Saturday, October 18, 2008

Stand By Me


Desde o começo da crise financeira, os investidores têm abandonado os mercados do Terceiro Mundo e procurado guarida no pretenso porto seguro representado pelos EUA. No caso do Brasil – que abriga o mais dinâmico centro financeiro da América sulina -, esse efeito tem causado graves conseqüências: a rápida desvalorização do Real frente ao Dólar é um dos exemplos.

Apesar de o verdadeiro impacto na economia brasileira ser ainda difícil de mensurar, analistas têm afirmado que o tamanho do buraco pode chegar a cerca de 28 bilhões de dólares. Em sua maior parte, esse numero deve-se a investidores que apostaram no Real e estão sangrando com a alta da moeda norte-americana. No médio prazo, o Brasil pode até se recuperar do problema, dadas as reservas petrolíferas recentemente descobertas e a grande diversificação da economia. O impacto regional dessa queda, no entanto, pode não desaparecer tão cedo – o que é de suma importância para a Argentina, um grande parceiro do Brasil.

Atualmente, a Argentina está atada a um taxa em torno de 3,2 Pesos argentinos para cada dólar. Assim, quanto maior a queda do Real frente à moeda estadunidense, maior a desvalorização de nossa moeda frente ao Peso. Embora essa mecânica seja positiva aos importadores argentinos, é grande o desastre junto aos importantes setores exportadores portenhos: o Brasil é responsável por 24% das exportações argentinas, e esses números representam algo perto de 13% do orçamento governamental.

Com o inesperado impacto do Peso em relação ao Real, nosso país terá de pagar muito mais pelas mesmas importações, praticamente inviabilizando o comércio Brasília-Buenos Aires. No outro lado da balança, o pais portenho – que vê sua participação mundial declinar após alguns anos de breve recuperação – encontra-se mal posicionado para absorver os impactos de exportações em queda.

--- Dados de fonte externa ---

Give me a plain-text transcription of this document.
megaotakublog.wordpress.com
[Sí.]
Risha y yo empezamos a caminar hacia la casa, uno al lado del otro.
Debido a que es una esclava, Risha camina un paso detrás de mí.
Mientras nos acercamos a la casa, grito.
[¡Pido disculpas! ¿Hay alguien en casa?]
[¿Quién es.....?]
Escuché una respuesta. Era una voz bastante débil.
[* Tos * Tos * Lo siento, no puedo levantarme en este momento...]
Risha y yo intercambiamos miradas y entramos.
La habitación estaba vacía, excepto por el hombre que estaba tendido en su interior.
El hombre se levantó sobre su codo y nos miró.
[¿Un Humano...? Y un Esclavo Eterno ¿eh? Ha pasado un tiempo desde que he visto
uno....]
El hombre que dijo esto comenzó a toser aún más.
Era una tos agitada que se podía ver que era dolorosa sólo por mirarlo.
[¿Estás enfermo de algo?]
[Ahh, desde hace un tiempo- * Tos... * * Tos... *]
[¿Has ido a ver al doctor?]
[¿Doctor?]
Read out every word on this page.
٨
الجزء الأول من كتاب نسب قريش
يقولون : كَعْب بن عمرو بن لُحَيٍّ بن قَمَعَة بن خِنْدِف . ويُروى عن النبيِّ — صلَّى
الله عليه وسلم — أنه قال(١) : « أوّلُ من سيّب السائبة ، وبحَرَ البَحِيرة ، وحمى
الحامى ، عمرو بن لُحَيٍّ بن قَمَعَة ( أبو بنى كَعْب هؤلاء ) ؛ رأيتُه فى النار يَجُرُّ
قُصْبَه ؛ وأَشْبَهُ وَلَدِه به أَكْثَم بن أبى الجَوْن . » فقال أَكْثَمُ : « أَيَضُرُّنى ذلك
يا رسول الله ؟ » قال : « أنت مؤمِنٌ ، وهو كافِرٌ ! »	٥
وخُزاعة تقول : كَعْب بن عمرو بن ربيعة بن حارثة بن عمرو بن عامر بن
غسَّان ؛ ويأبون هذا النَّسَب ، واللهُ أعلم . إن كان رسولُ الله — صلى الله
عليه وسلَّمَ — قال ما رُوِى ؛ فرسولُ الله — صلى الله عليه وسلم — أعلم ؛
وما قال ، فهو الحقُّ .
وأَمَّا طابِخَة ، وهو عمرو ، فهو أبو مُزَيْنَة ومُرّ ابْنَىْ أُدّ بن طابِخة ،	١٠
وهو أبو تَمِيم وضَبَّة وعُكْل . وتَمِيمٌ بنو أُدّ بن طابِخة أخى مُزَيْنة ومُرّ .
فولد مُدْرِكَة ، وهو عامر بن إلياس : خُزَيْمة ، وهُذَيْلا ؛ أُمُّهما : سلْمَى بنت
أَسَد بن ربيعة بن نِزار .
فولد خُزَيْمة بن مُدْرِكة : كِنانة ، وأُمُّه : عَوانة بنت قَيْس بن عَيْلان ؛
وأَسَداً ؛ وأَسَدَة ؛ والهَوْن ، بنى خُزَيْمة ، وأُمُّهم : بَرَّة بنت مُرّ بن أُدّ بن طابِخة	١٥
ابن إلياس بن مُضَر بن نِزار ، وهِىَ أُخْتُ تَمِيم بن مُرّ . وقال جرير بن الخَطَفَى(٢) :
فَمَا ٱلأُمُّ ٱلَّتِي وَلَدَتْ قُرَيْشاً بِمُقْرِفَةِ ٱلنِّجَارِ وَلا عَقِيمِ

A agricultura, nesse cenário, é o setor mais critico, no sentido de que o declinante mercado exterior tende a não encontrar saídas que compensem eventuais perdas. Dessa forma, tanto o comércio quanto a produção agrícolas poderiam retroceder – trazendo efeitos ainda mais devastadores ao combalido mercado argentino. Em um contexto de falta de alimentos, ainda que Buenos Aires opte por importar comida brasileira, a diferença cambial tornaria tal política sem efeito. Forçando, assim, assustadoras hipóteses de ausência de alimentos, queda nos lucros e risco de potenciais crises na economia como um todo. Conforme o antigo ditado popular: onde falta pão, há confusão.

Para além de todas essas dificuldades, à economia portenha facultaria tentar redirecionar-se em busca de novos parceiros. Entretanto, alterar relações comerciais não é algo que ocorra da noite para o dia – e a redução da economia global não iria ajudar no processo. Ademais, uma mudança de tamanha envergadura na pauta de exportações implicaria ampla base creditícia, elemento que a Argentina não detêm já a algum tempo.

Poder-se-ia, ainda, tentar ajustar o câmbio em favor de uma melhor relação com o Real. Todavia, tal política parece sobremaneira fadada à destruir os números governamentais. Basta, nesse caso, lembrar dos desastrosos impactos da manutenção do Peso valorizado frente ao Dólar no final do século passado.

Portanto, o que você faria se estivesse sentado dentro da Casa Rosada nesse momento? Na velha piada política, escrever a terceira carta parece ser o conselho mais sensato: são muito limitadas as opções do governo Kirchner, ao mesmo tempo em que o apoio popular parece tender à erosão tão logo uma crise se acirre.

No exemplo do Brasil, o resultado de todo esse cenário é ainda difícil de medir: os fundamentos econômicos brasileiros, apesar de tudo, são sólidos - malgrado alguns lamentos prenunciados pela crise financeira. Buenos Aires, por outro lado, pode estar diante de uma potencial desestabilização que, a meu ver, o governo populista “kirchneriano” não terá como suportar. Lamentavelmente, nada poderia ser mais próximo de um tango de Gardel.